Starting to skip forward a bit on Star Trek. Too much of a time investment for too little gain - the original series is really just mostly bad.

"The Space Seed" introduces Khan for the first time, and while Khan is a charming type of sociopath, that's actually the worrying part of it. Khan comes from the 1990's, when we apparently invented prolonged space travel and cryogenics (agh), and also when a eugenics program created a bunch of perfect men and women who managed to take over most of the world (aaaagh). Khan's one of these, and this makes him an incomparable badass whom the ladies on the ship are instantly infatuated with (aaaaaaaaagh).

He takes a mildly obsessed officer and converts her into a dedicated servant with ridiculous speed - pretty much the most uncomfortable portrayal of gender roles in the 60's possible. It would be enough to make me throw up my hands and move to Next-Gen were it not for the continued presence of Lt. Uhura, who fortunately continues to have a spine and a brain, both in excellent repair.

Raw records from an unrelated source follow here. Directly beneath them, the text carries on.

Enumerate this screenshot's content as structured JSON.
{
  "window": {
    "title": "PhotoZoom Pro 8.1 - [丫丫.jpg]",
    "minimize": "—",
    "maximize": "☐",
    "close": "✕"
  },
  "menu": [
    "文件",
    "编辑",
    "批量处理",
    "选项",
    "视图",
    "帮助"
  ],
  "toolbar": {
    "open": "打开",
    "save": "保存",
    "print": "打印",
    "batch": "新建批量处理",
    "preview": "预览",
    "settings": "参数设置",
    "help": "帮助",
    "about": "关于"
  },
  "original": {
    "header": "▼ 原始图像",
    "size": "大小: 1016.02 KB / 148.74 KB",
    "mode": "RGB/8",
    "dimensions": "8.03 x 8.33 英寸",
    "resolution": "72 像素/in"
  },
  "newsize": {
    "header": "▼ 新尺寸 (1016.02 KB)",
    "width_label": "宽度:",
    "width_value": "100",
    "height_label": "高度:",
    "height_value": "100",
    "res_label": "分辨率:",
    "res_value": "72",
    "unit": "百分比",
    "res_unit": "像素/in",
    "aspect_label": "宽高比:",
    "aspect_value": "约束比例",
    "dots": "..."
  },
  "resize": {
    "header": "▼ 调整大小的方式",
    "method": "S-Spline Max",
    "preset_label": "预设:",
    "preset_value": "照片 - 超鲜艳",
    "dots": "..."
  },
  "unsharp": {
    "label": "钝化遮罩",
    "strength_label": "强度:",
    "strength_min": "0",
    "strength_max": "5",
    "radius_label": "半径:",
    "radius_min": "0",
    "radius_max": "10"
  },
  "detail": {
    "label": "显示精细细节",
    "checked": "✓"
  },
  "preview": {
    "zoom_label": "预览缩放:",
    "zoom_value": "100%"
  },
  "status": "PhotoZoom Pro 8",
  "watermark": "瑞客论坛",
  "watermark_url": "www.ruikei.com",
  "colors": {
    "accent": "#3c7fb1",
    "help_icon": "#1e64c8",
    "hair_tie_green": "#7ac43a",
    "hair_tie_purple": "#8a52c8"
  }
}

The final decision of Captain Kirk after the conflict is over is interesting, and pretty morally ambiguous. The more episodes there are like this - where the choices Kirk makes aren't necessarily the right ones, and his morality gets tested without being proven right by divine providence - they're the interesting ones of the batch. Still, I don't much like Khan's existence, as it assumes a lot of stupid things about the nature of the world that shouldn't be assumed, based on bigotry, sexism and general ignorance. I hear "The Wrath of Khan" is quite good though? Hmm.

While Star Trek is still just a constant string of god-creatures who can't be fought by any rational means, the classy aliens are starting to show up at last. "Balance of Terror" introduces the Romulans and makes a good showing of portraying them as a flawed race with some great people in it. "Errand of Mercy" introduces the Klingons and isn't nearly as nice about it, but still shows a little spark of shared character between Kirk and the enemy general. And then they both get fucked by ANOTHER race of god-creatures who can do whatever they want with reality and choose to waste it pissing about with the mortals and both creating and solving all their problems for them. There have been at least ten in one season. Q seems less and less appealing when you consider all of his predecessors.

Time travel is still pretty popular too, and already overplayed, but "City on the Edge of Tomorrow" is still pretty great. Still, there was this unfortunate sequence. Ah, the 60's.